From now on, Queensland’s senior public servants, statutory officers and parliamentarians will get their confidential probity advice from medical ethics expert Nikola Stepanov, who became the state’s new integrity commissioner over the weekend.
Premier Annastacia Palaszczuk announced Stepanov had been selected through “a national search and merit-based recruitment process” on Thursday, just one day before Richard Bingham’s three-year term came to an end.
Unlike Bingham, who came to the position from previous public sector roles as South Australian Ombudsman, chair of the Tasmanian Electoral Commission and secretary of the Tasmanian Department of Justice, the new integrity commissioner has an academic background and holds five roles concurrently.
Stepanov is director of the Centre for Health Ethics, Law and Education in the Tropics, chair of the Townsville Health and Hospital Service Human Research Ethics Committee, an adjunct associate professor with the division of Tropical Health and Medicine at James Cook University, a member of the Central West Hospital and Health Service board and associate editor of the Journal of Bioethical Inquiry.
“She has a background in resolving complex and contentious ethics conflicts,” said the premier, listing similar previous positions at the University of Queensland and her PhD, Master of Education and Bachelor of Nursing qualifications.
Palaszczuk said she had consulted the parliamentary Finance and Administration Committee on Stepanov’s proposed appointment as required by the legislation, and thanked Bingham for his service.
“Mr Bingham has served as the integrity commissioner for three years in the highest regard, and discharged his functions in a considered and impartial manner,” she said.
Created in 1999, the role is fairly unique to the Queensland system. “The integrity commissioner is an officer of the Queensland Parliament, with responsibility for providing advice on integrity and ethics issues to members of the Legislative Assembly, statutory office holders and senior public servants,” Palaszczuk explained.
“This independent role also oversees the maintenance of the Register of Queensland Lobbyists.”
The integrity commissioner’s advice is available to public service chief executives and senior executives, senior officers in government entities and other nominated officers, as well as to any MP, minister or parliamentary secretary. It cannot be relied upon as legal advice but it can cover a wide breadth of ethics and integrity matters, the commissioner’s website explains:
“Under the Integrity Act 2009, an ethics or integrity issue is an issue concerning ethics or integrity and includes a conflict of interest issue.
“The interest could be that they or their friends or relatives may benefit from a decision if it is made in a particular way. The interest may conflict with the public interest.
“Public officials who have such an interest in a matter should declare their interest and remove themselves from the decision making process.”
The commissioner’s advice is exempt from the Right to Information Act but the recipient is allowed to disclose it to anyone including the public if they choose.
As such, Stepanov’s office functions in a similar way to the federal government’s new Independent Parliamentary Expenses Authority, which also begins operating independently this week.
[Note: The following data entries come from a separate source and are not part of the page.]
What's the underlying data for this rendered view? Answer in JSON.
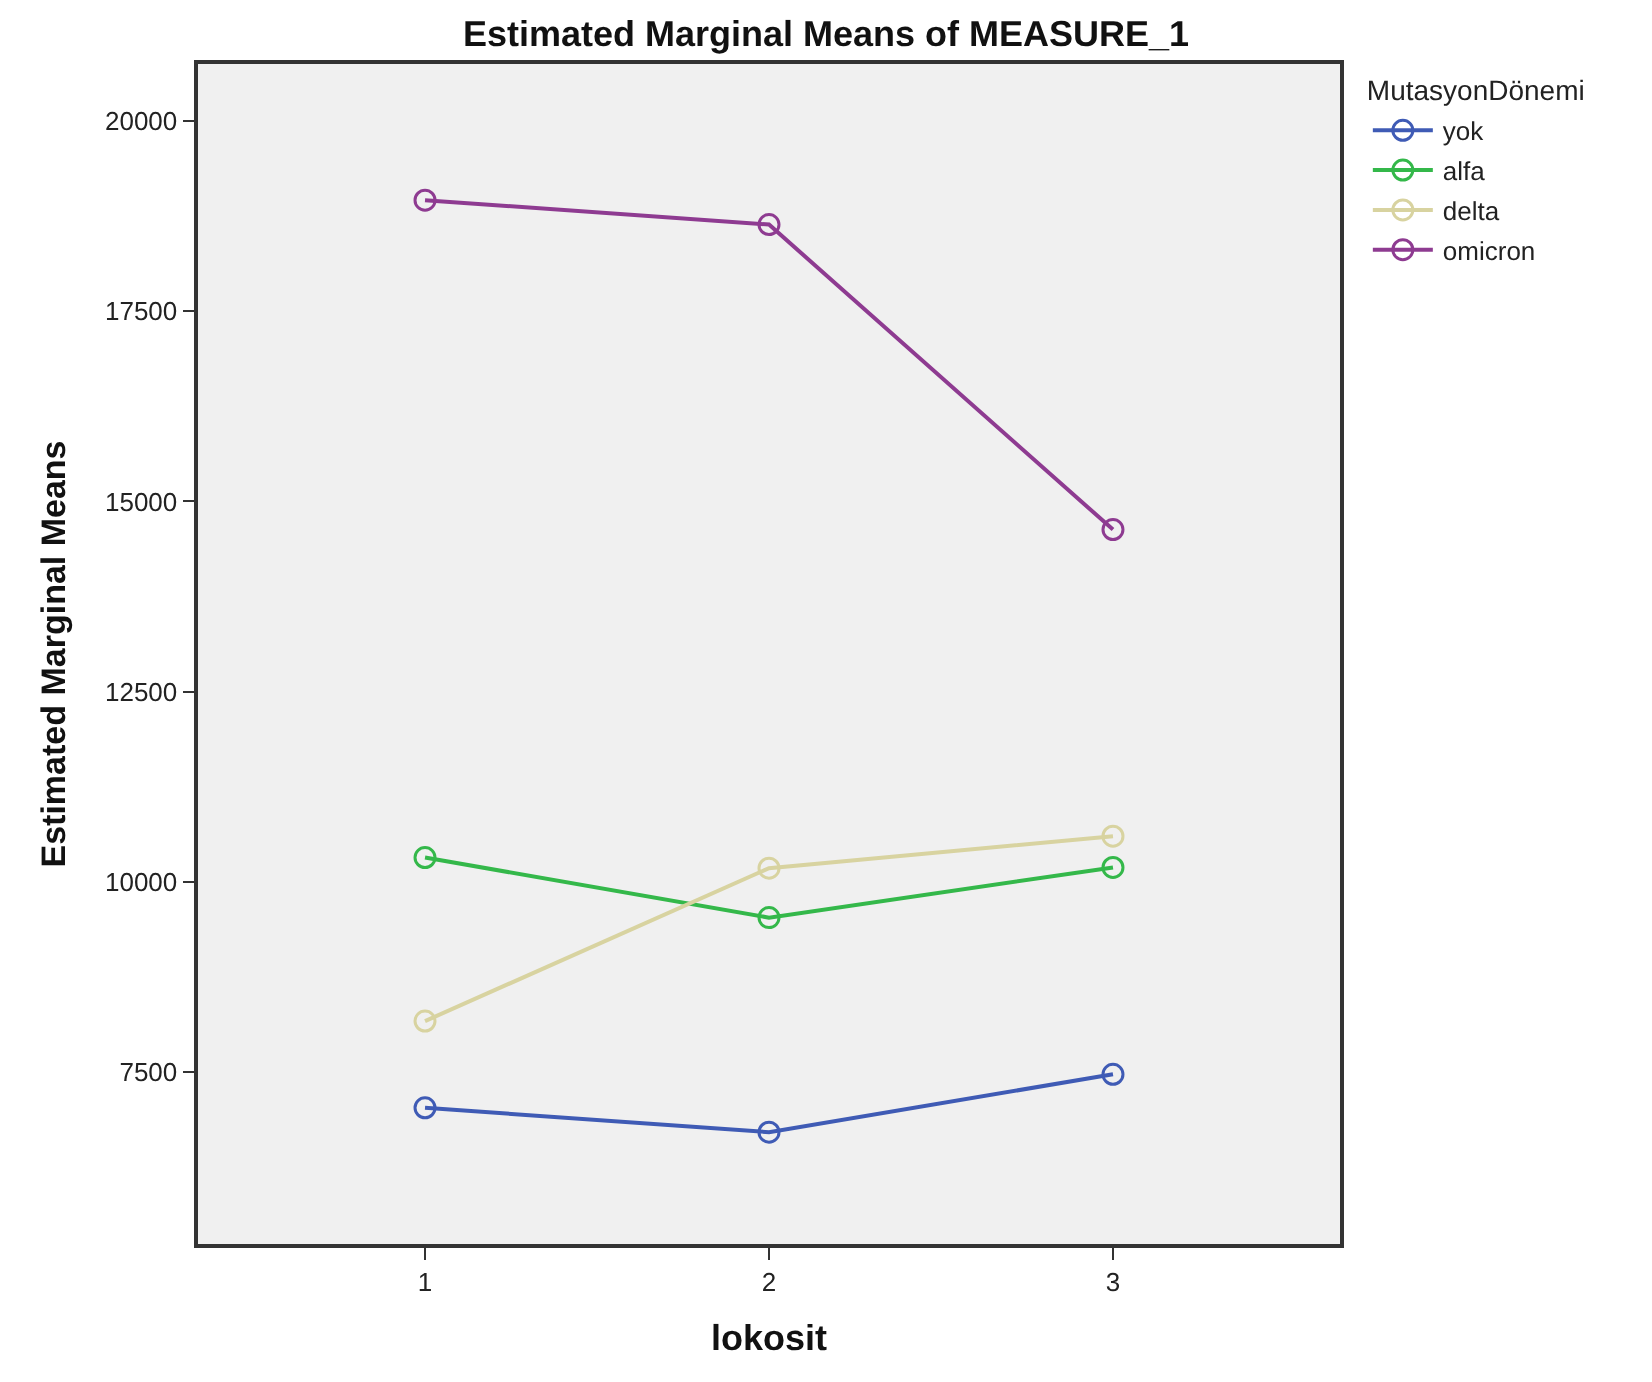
{
  "chart_data": {
    "type": "line",
    "title": "Estimated Marginal Means of MEASURE_1",
    "xlabel": "lokosit",
    "ylabel": "Estimated Marginal Means",
    "legend_title": "MutasyonDönemi",
    "x": [
      1,
      2,
      3
    ],
    "xlim": [
      0.34,
      3.66
    ],
    "xticks": [
      1,
      2,
      3
    ],
    "ylim": [
      5240,
      20750
    ],
    "yticks": [
      7500,
      10000,
      12500,
      15000,
      17500,
      20000
    ],
    "series": [
      {
        "name": "yok",
        "color": "#3f5bb5",
        "values": [
          7030,
          6710,
          7470
        ]
      },
      {
        "name": "alfa",
        "color": "#34b84a",
        "values": [
          10320,
          9530,
          10190
        ]
      },
      {
        "name": "delta",
        "color": "#d8d3a0",
        "values": [
          8170,
          10180,
          10600
        ]
      },
      {
        "name": "omicron",
        "color": "#8e3b91",
        "values": [
          18960,
          18640,
          14630
        ]
      }
    ],
    "marker": "circle",
    "grid": false,
    "legend": "top right"
  }
}
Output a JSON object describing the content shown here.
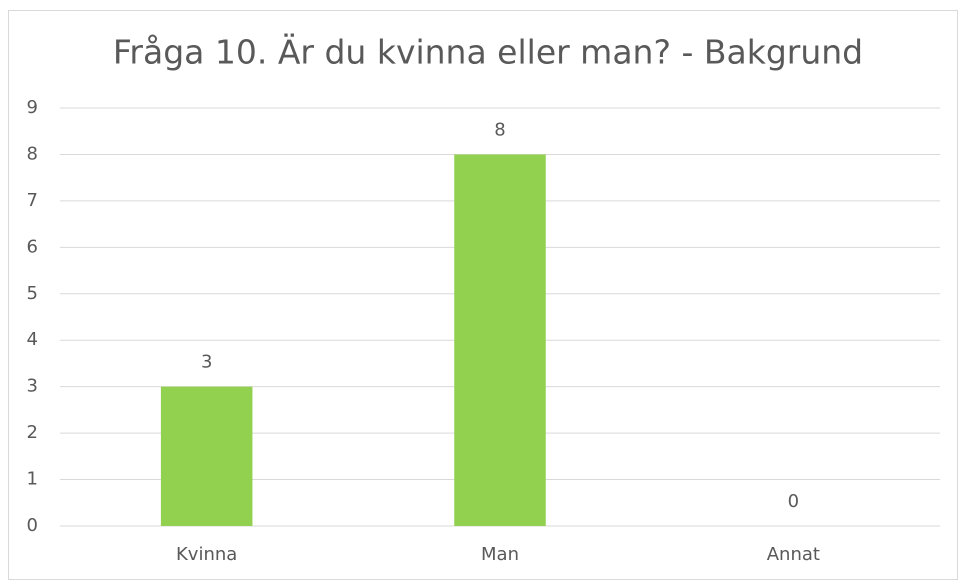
{
  "chart_data": {
    "type": "bar",
    "title": "Fråga 10. Är du kvinna eller man? - Bakgrund",
    "categories": [
      "Kvinna",
      "Man",
      "Annat"
    ],
    "values": [
      3,
      8,
      0
    ],
    "color": "#92d050",
    "ylim": [
      0,
      9
    ],
    "yticks": [
      0,
      1,
      2,
      3,
      4,
      5,
      6,
      7,
      8,
      9
    ],
    "grid": true,
    "data_labels": true
  }
}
Both aim to support people who are trying to do the right thing in the public sector. But not everyone does; some set out to milk the government right from the start, as demonstrated in a new report from Queensland’s Crime and Corruption Commission.
The CCC audited several agencies on their responses to allegations of nepotism and corrupt conduct in recruitment, and its findings highlight some areas for improvement among “generally sound” processes.
In one case, a serial fraudster got into a public service job using fake academic qualifications and dodgy references, despite having done similar things interstate in the past. Basic checks about the claims on his CV were not done.
If the agency had questioned why he didn’t provide a reference for his second-last job, the CCC reports it would have found out he was “dismissed from that organisation due to suspicions he was awarding contracts to companies connected to people he had associations with” — a definite red flag.